2.6. Health Assessment and Anthropometric Data

All participants underwent a standardized health assessment at the study centers, including interviews, questionnaires, physical and laboratory examinations to determine main characteristics, demographics (e.g., age and gender) and important covariates (e.g., body weight).
Anthropometric data such as body weight (in kg) and body height (in m) were measured at the study centers using standardized devices (the medical Body Composition Analyzer 515 and Stadiometer 274, respectively, both from Seca GmbH, Hamburg, Germany). The body mass index (BMI) was calculated as body weight (in kg) divided by body height squared (in m2).

2.7. Statistical Analysis

Data are generally reported as mean ± standard deviation (SD) for continuous variables and absolute counts with percentages for categorical variables.
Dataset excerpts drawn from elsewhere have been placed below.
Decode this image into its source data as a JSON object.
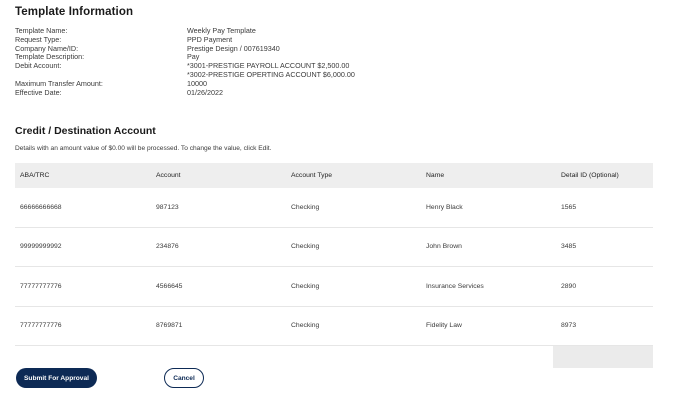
{
  "template_info": {
    "title": "Template Information",
    "fields": [
      {
        "label": "Template Name:",
        "values": [
          "Weekly Pay Template"
        ]
      },
      {
        "label": "Request Type:",
        "values": [
          "PPD Payment"
        ]
      },
      {
        "label": "Company Name/ID:",
        "values": [
          "Prestige Design / 007619340"
        ]
      },
      {
        "label": "Template Description:",
        "values": [
          "Pay"
        ]
      },
      {
        "label": "Debit Account:",
        "values": [
          "*3001-PRESTIGE PAYROLL ACCOUNT $2,500.00",
          "*3002-PRESTIGE OPERTING ACCOUNT $6,000.00"
        ]
      },
      {
        "label": "Maximum Transfer Amount:",
        "values": [
          "10000"
        ]
      },
      {
        "label": "Effective Date:",
        "values": [
          "01/26/2022"
        ]
      }
    ]
  },
  "credit_section": {
    "title": "Credit / Destination Account",
    "note": "Details with an amount value of $0.00 will be processed. To change the value, click Edit.",
    "columns": [
      "ABA/TRC",
      "Account",
      "Account Type",
      "Name",
      "Detail ID (Optional)"
    ],
    "rows": [
      [
        "66666666668",
        "987123",
        "Checking",
        "Henry Black",
        "1565"
      ],
      [
        "99999999992",
        "234876",
        "Checking",
        "John Brown",
        "3485"
      ],
      [
        "77777777776",
        "4566645",
        "Checking",
        "Insurance Services",
        "2890"
      ],
      [
        "77777777776",
        "8769871",
        "Checking",
        "Fidelity Law",
        "8973"
      ]
    ]
  },
  "actions": {
    "submit_label": "Submit For Approval",
    "cancel_label": "Cancel"
  },
  "colors": {
    "primary": "#0d2a55",
    "header_bg": "#eeeeee"
  }
}
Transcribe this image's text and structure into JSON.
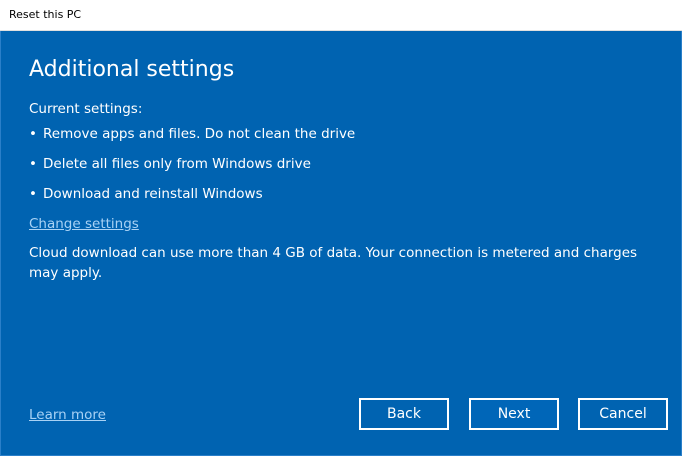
{
  "window": {
    "title": "Reset this PC"
  },
  "page": {
    "heading": "Additional settings",
    "current_label": "Current settings:",
    "settings": [
      "Remove apps and files. Do not clean the drive",
      "Delete all files only from Windows drive",
      "Download and reinstall Windows"
    ],
    "change_link": "Change settings",
    "note": "Cloud download can use more than 4 GB of data. Your connection is metered and charges may apply.",
    "learn_more": "Learn more"
  },
  "buttons": {
    "back": "Back",
    "next": "Next",
    "cancel": "Cancel"
  },
  "colors": {
    "background": "#0063b1",
    "link": "#a8d2f5",
    "text": "#ffffff"
  }
}
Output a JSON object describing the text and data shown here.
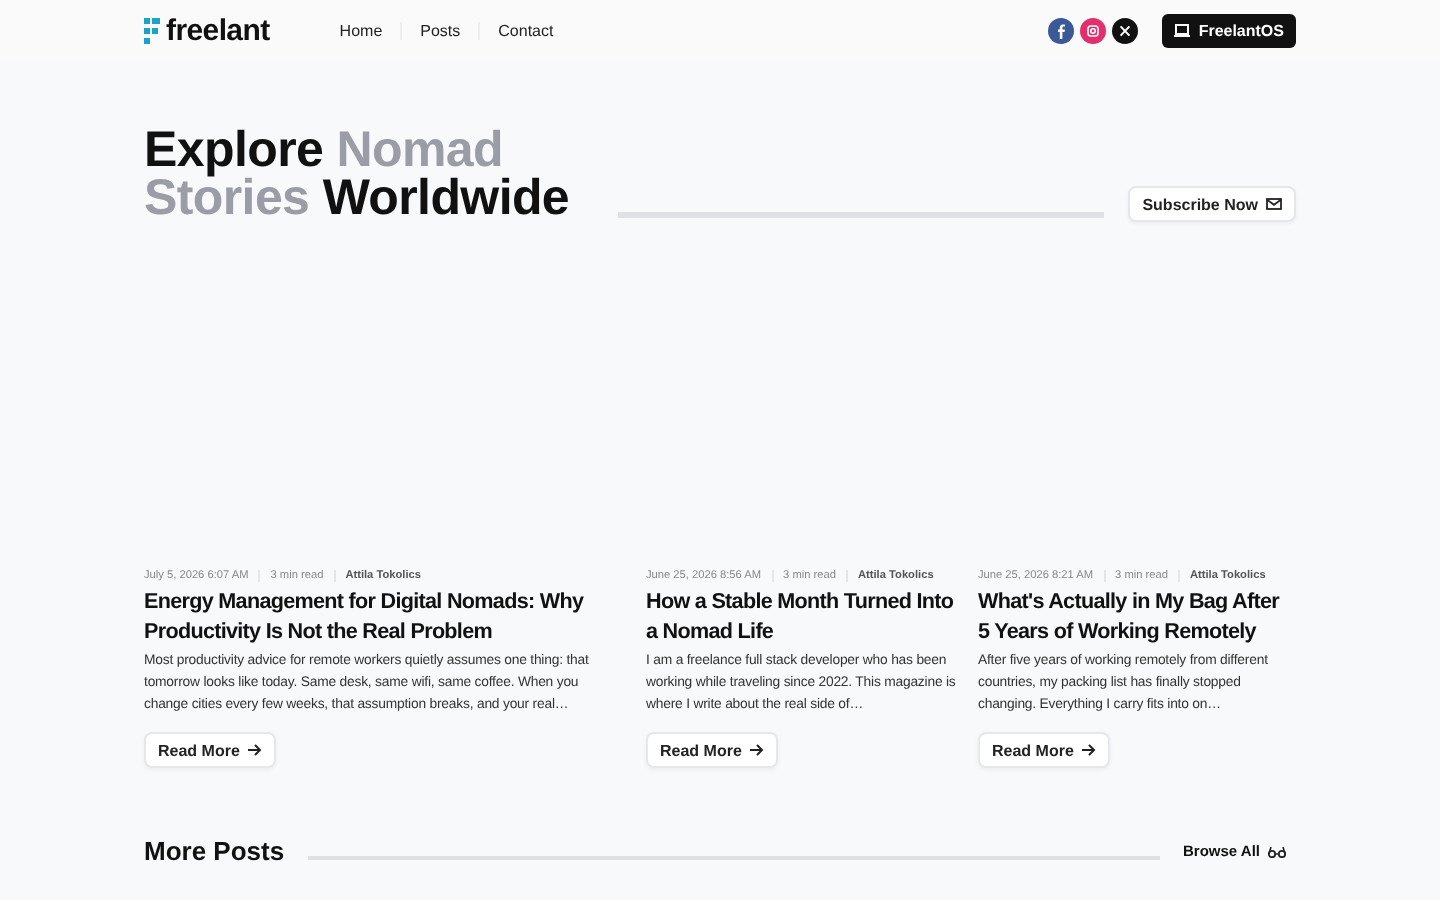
{
  "header": {
    "logo": "freelant",
    "nav": [
      {
        "label": "Home"
      },
      {
        "label": "Posts"
      },
      {
        "label": "Contact"
      }
    ],
    "socials": [
      {
        "kind": "facebook",
        "color": "#3b5998"
      },
      {
        "kind": "instagram",
        "color": "#e1306c"
      },
      {
        "kind": "x",
        "color": "#111111"
      }
    ],
    "cta": "FreelantOS"
  },
  "hero": {
    "title": [
      {
        "text": "Explore ",
        "muted": false
      },
      {
        "text": "Nomad ",
        "muted": true
      },
      {
        "text": "Stories ",
        "muted": true
      },
      {
        "text": "Worldwide",
        "muted": false
      }
    ],
    "subscribe": "Subscribe Now"
  },
  "posts": [
    {
      "date": "July 5, 2026 6:07 AM",
      "read_time": "3 min read",
      "author": "Attila Tokolics",
      "title": "Energy Management for Digital Nomads: Why Productivity Is Not the Real Problem",
      "excerpt": "Most productivity advice for remote workers quietly assumes one thing: that tomorrow looks like today. Same desk, same wifi, same coffee. When you change cities every few weeks, that assumption breaks, and your real…",
      "button": "Read More"
    },
    {
      "date": "June 25, 2026 8:56 AM",
      "read_time": "3 min read",
      "author": "Attila Tokolics",
      "title": "How a Stable Month Turned Into a Nomad Life",
      "excerpt": "I am a freelance full stack developer who has been working while traveling since 2022. This magazine is where I write about the real side of…",
      "button": "Read More"
    },
    {
      "date": "June 25, 2026 8:21 AM",
      "read_time": "3 min read",
      "author": "Attila Tokolics",
      "title": "What's Actually in My Bag After 5 Years of Working Remotely",
      "excerpt": "After five years of working remotely from different countries, my packing list has finally stopped changing. Everything I carry fits into on…",
      "button": "Read More"
    }
  ],
  "more": {
    "title": "More Posts",
    "browse": "Browse All"
  }
}
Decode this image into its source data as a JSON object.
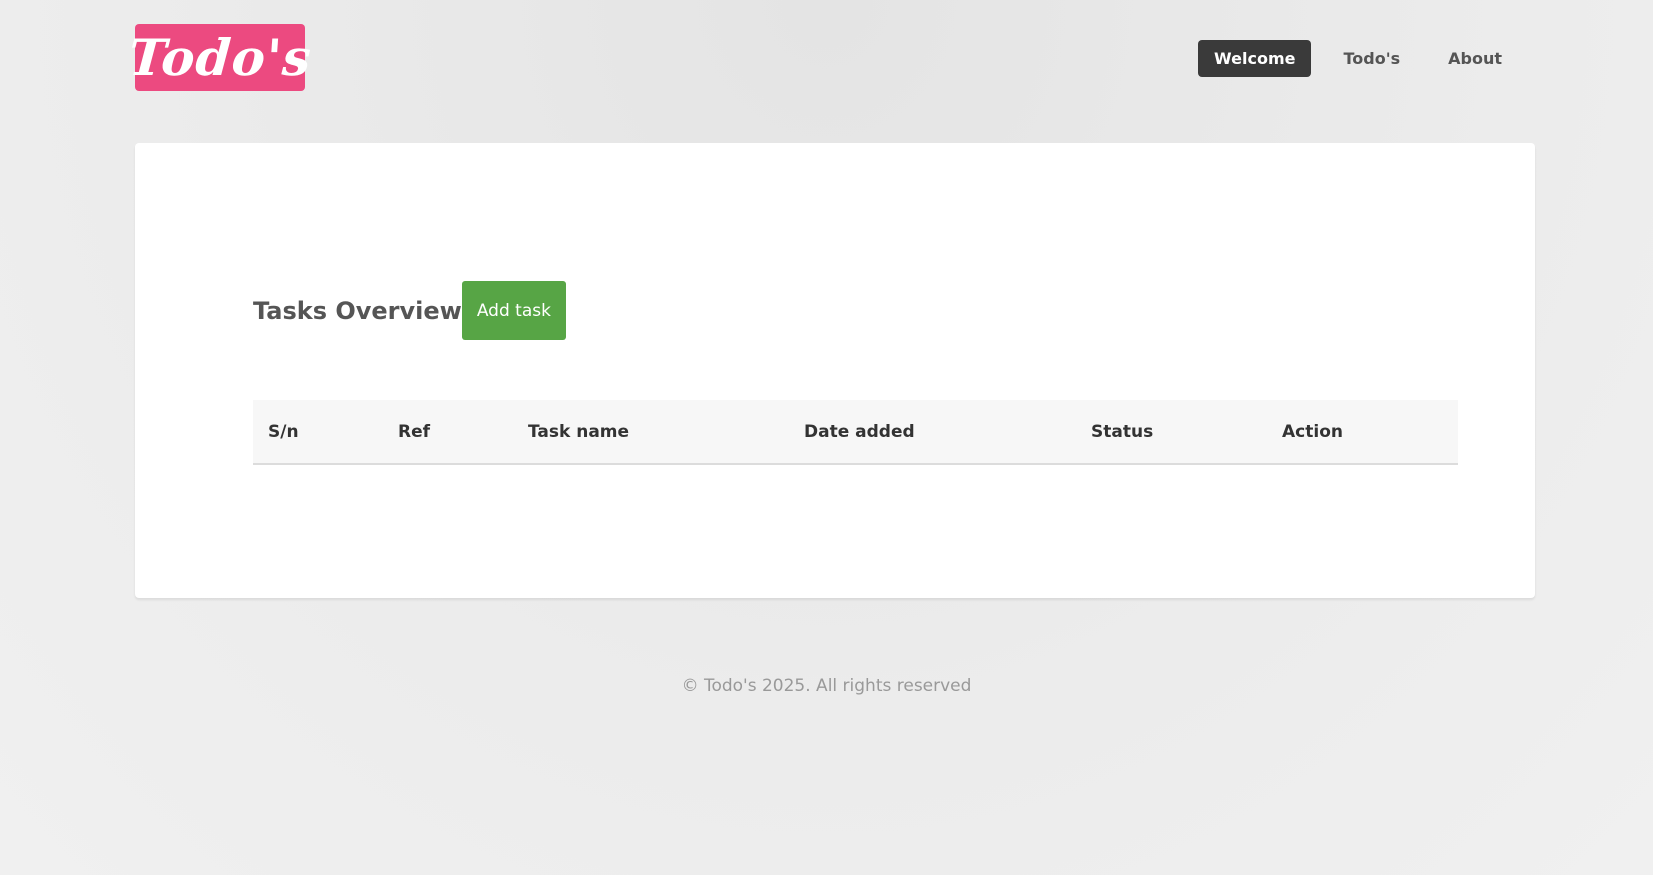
{
  "brand": {
    "logo_text": "Todo's",
    "logo_color": "#ec4a80"
  },
  "nav": {
    "items": [
      {
        "label": "Welcome",
        "active": true
      },
      {
        "label": "Todo's",
        "active": false
      },
      {
        "label": "About",
        "active": false
      }
    ]
  },
  "main": {
    "title": "Tasks Overview",
    "add_button_label": "Add task",
    "add_button_color": "#57a545",
    "table": {
      "columns": [
        "S/n",
        "Ref",
        "Task name",
        "Date added",
        "Status",
        "Action"
      ],
      "rows": []
    }
  },
  "footer": {
    "text": "© Todo's 2025. All rights reserved"
  }
}
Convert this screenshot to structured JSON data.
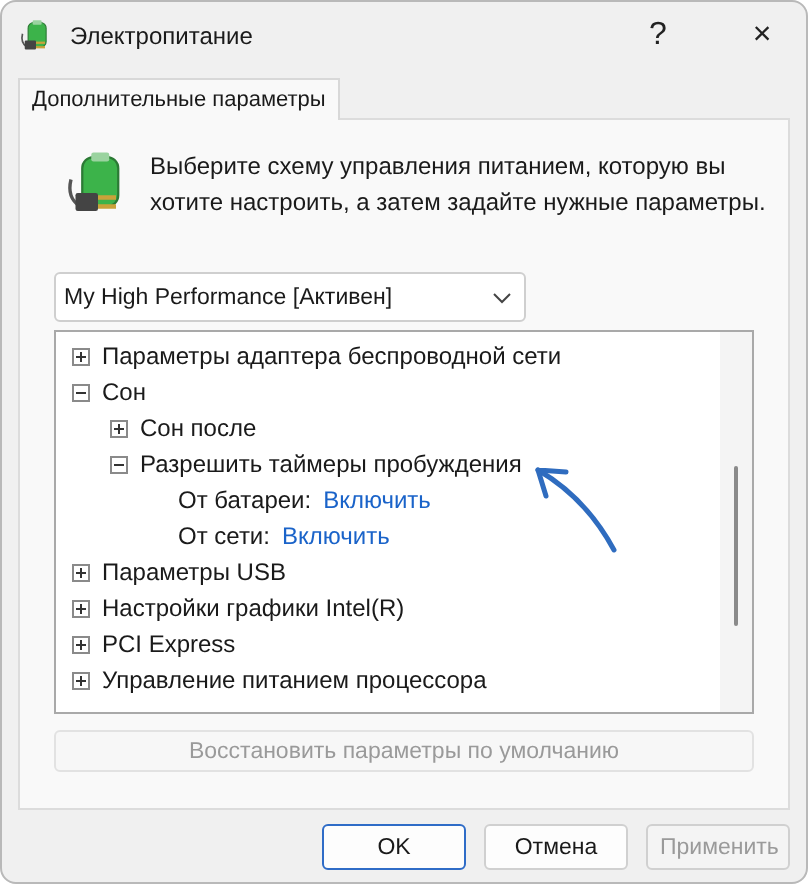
{
  "window": {
    "title": "Электропитание",
    "help": "?",
    "close": "×"
  },
  "tabs": [
    {
      "label": "Дополнительные параметры",
      "selected": true
    }
  ],
  "description": "Выберите схему управления питанием, которую вы хотите настроить, а затем задайте нужные параметры.",
  "plan_select": {
    "value": "My High Performance [Активен]"
  },
  "tree": [
    {
      "kind": "node",
      "label": "Параметры адаптера беспроводной сети",
      "expanded": false
    },
    {
      "kind": "node",
      "label": "Сон",
      "expanded": true,
      "children": [
        {
          "kind": "node",
          "label": "Сон после",
          "expanded": false
        },
        {
          "kind": "node",
          "label": "Разрешить таймеры пробуждения",
          "expanded": true,
          "children": [
            {
              "kind": "setting",
              "label": "От батареи:",
              "value": "Включить"
            },
            {
              "kind": "setting",
              "label": "От сети:",
              "value": "Включить"
            }
          ]
        }
      ]
    },
    {
      "kind": "node",
      "label": "Параметры USB",
      "expanded": false
    },
    {
      "kind": "node",
      "label": "Настройки графики Intel(R)",
      "expanded": false
    },
    {
      "kind": "node",
      "label": "PCI Express",
      "expanded": false
    },
    {
      "kind": "node",
      "label": "Управление питанием процессора",
      "expanded": false
    }
  ],
  "restore_button": {
    "label": "Восстановить параметры по умолчанию",
    "disabled": true
  },
  "buttons": [
    {
      "label": "OK",
      "default": true,
      "disabled": false
    },
    {
      "label": "Отмена",
      "default": false,
      "disabled": false
    },
    {
      "label": "Применить",
      "default": false,
      "disabled": true
    }
  ]
}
Furthermore, the 10th, 50th and 90th percentiles were calculated for different age groups and separately for male and female participants.
Intra-reader similarity (IRS) was assessed using the Dice similarity coefficient (DSC) calculated from true-positive (TP), false-positive (FP) and false-negative (FN) annotated image pixels:
D S C = 2 T P 2 T P + F P + F N
Model training was further evaluated using class-wise metrics derived from the confusion matrix (see Table 3).
The association of skeletal muscle cross-sectional area and volume with anthropometric data (gender, age, and BMI) was assessed using linear regression and Pearson’s correlation coefficient. Statistical significance was set at p-value < 0.05. All statistical analyses were conducted in Python 3.11 (Python Software Foundation, Beaverton, OR, USA) and the SciPy.Stats library (scipy.stats, version 1.16.1).

3. Results

3.1. Study Population

A total of 30,927 datasets were available from the first and second data releases of the German National Cohort MRI sub-study. In total, 3122 datasets were excluded due to corrupted or missing imaging data. Among them, 712 were excluded for image or segmentation errors (see the next paragraph for details). For analyses involving BMI, an additional 334 females and 612 males were excluded due to missing anthropometric data (height or weight). Thus, the final study cohort included 27,805 participants, of whom 44.1% were female and 55.9% were male. The mean age of all participants was 48.2 ± 12.3 years (males: 47.9 ± 12.4 years and females: 48.7 ± 12.2 years, respectively). The mean BMI was 26.4 ± 4.4 kg/m2 (males: 26.7 ± 3.8 kg/m2; and females: 25.9 ± 5.1 kg/m2). The demographic and anthropometric characteristics of the study cohort, as well as the training population, are summarized in Table 1 and Table 2.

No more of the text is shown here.